We sat up then half the night — we three — and listened as the old clock gnawed ticking at the time, and I searched and searched in vain for words of comfort in my head — in my heart — in my throat; — and Tonio’s eyes hung resolute on my lips:  he was waiting for the lie which could still bring him oblivion.  As Manuel — behind me — made the decision to open his mouth, to speak, — I knew it without turning around.  Now — now he would say it.  — —

A cleared throat, the scraping of a chair, — — — then the silence once more, a long endless time.  We sensed, now the lie is tapping its way through the room, tapping uncertainly on the walls, like a souless phantom with no head.

Finally words — false words — withered words:  “Maybe — — — — — — — — maybe — — she loves you in some other way than — — — — than the others.”

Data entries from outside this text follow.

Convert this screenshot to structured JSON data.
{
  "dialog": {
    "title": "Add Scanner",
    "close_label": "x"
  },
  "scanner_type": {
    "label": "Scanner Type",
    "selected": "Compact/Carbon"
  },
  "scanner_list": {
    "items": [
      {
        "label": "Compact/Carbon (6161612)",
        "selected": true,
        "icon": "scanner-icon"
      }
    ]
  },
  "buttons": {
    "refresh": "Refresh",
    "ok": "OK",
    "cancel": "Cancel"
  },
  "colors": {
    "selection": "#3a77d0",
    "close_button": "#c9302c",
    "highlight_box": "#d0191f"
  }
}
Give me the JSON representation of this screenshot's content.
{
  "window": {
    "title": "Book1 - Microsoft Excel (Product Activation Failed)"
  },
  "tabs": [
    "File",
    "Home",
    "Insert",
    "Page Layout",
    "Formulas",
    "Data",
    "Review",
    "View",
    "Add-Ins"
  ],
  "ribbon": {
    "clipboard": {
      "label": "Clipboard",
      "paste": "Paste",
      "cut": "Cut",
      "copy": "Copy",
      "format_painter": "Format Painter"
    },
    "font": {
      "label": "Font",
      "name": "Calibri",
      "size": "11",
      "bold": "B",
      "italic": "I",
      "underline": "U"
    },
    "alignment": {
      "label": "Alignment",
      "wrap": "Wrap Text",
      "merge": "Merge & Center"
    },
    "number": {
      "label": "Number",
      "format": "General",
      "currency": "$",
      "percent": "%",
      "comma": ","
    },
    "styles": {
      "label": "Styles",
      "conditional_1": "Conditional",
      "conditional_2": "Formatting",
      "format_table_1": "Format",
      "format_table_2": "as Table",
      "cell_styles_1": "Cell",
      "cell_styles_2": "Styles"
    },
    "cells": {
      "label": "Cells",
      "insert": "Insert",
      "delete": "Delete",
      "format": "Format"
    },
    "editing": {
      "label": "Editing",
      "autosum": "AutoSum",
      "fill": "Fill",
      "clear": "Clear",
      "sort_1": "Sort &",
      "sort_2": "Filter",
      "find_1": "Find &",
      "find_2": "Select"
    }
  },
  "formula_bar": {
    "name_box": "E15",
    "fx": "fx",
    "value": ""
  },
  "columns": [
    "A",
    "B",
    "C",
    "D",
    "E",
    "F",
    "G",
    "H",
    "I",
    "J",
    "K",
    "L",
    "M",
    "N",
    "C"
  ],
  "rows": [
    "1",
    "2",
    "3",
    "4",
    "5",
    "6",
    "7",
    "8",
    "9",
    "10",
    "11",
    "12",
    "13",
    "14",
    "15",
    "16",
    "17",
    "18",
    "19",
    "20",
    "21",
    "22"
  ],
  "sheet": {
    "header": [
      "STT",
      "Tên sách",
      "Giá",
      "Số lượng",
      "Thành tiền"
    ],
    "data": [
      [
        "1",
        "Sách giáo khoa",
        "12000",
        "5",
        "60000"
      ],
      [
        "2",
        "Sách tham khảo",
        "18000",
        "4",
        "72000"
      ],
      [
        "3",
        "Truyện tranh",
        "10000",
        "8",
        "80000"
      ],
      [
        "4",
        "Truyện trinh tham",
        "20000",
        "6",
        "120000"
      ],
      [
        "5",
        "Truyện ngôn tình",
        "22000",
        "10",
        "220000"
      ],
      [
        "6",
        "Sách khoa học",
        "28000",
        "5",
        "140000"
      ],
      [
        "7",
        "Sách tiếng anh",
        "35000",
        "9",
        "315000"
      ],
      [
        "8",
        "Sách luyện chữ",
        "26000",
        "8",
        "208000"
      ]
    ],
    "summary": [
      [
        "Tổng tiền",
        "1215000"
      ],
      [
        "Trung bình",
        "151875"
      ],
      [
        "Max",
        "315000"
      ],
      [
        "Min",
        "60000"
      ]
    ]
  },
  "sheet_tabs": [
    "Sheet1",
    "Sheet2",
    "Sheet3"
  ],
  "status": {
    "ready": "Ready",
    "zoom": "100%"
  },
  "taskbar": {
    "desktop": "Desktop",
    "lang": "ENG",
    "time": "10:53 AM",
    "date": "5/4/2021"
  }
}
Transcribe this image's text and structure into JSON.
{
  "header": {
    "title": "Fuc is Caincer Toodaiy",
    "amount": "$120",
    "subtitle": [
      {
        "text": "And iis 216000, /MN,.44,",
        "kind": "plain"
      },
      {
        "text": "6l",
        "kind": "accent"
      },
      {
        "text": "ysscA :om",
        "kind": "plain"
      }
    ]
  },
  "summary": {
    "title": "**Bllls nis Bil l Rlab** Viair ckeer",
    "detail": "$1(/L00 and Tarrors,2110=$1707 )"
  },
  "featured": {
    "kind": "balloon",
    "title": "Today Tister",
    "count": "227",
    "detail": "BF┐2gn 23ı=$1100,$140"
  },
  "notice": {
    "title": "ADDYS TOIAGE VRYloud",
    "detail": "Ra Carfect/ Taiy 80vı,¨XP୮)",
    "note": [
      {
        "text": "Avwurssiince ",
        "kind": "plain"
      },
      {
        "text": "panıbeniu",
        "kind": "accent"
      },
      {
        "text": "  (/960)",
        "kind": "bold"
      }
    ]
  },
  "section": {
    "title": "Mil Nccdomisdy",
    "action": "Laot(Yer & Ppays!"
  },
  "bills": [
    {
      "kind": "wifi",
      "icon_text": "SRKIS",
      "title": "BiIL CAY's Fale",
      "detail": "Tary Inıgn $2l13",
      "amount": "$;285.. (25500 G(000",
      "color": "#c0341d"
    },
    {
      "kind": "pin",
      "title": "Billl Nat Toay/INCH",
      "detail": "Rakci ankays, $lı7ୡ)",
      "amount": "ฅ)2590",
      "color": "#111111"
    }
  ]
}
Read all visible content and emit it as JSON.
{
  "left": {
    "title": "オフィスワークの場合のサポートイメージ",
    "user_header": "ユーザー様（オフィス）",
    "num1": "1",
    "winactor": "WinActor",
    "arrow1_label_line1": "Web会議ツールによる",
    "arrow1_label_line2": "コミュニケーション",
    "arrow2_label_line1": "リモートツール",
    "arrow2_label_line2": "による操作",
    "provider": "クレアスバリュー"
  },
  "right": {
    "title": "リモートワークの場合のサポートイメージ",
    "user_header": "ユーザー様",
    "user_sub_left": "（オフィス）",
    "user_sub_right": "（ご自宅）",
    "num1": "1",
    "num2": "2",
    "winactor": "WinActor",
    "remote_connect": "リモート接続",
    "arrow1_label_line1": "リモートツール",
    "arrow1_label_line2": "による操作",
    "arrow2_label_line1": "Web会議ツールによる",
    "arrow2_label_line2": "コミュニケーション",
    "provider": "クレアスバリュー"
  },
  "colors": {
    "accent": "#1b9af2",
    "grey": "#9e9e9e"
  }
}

Dead silence.  We sat and held our breath:  — that the lie should only not die, — — it wobbled back and forth on gelatine feet and wants to fall, — — — only a few more seconds!
Slowly, slowly Tonio’s features began to change:  false light of hope!

— — The lie had become flesh!  —

— — Should I still tell you the ending?  I shudder to dress it in words.

Let’s stand up, chills are running up and down my spine, we’ve sat too long here on this bench.  And the night is so cold.

— — You see, fate looks at people as a snake, — there is no running away.

Tonio sank anew in a whirlwind of racing passion to Mercedes, he walked at her side, — her shadow. — She held him clasped with her devilish love as a polyp of the deep sea clasps its victim.

— — On a Good Friday destiny set to work:  Tonio stood early in the morning, in an April storm, before the church door, with no hat, in torn clothes, hands balled to fists, trying to drive off the worshippers. —

Mercedes had written to him — and it had driven him insane; — they found in his pocket her letter in which she had asked him for a Bolognese tear.

And since that Good Friday Tonio’s mind stands in darkest night.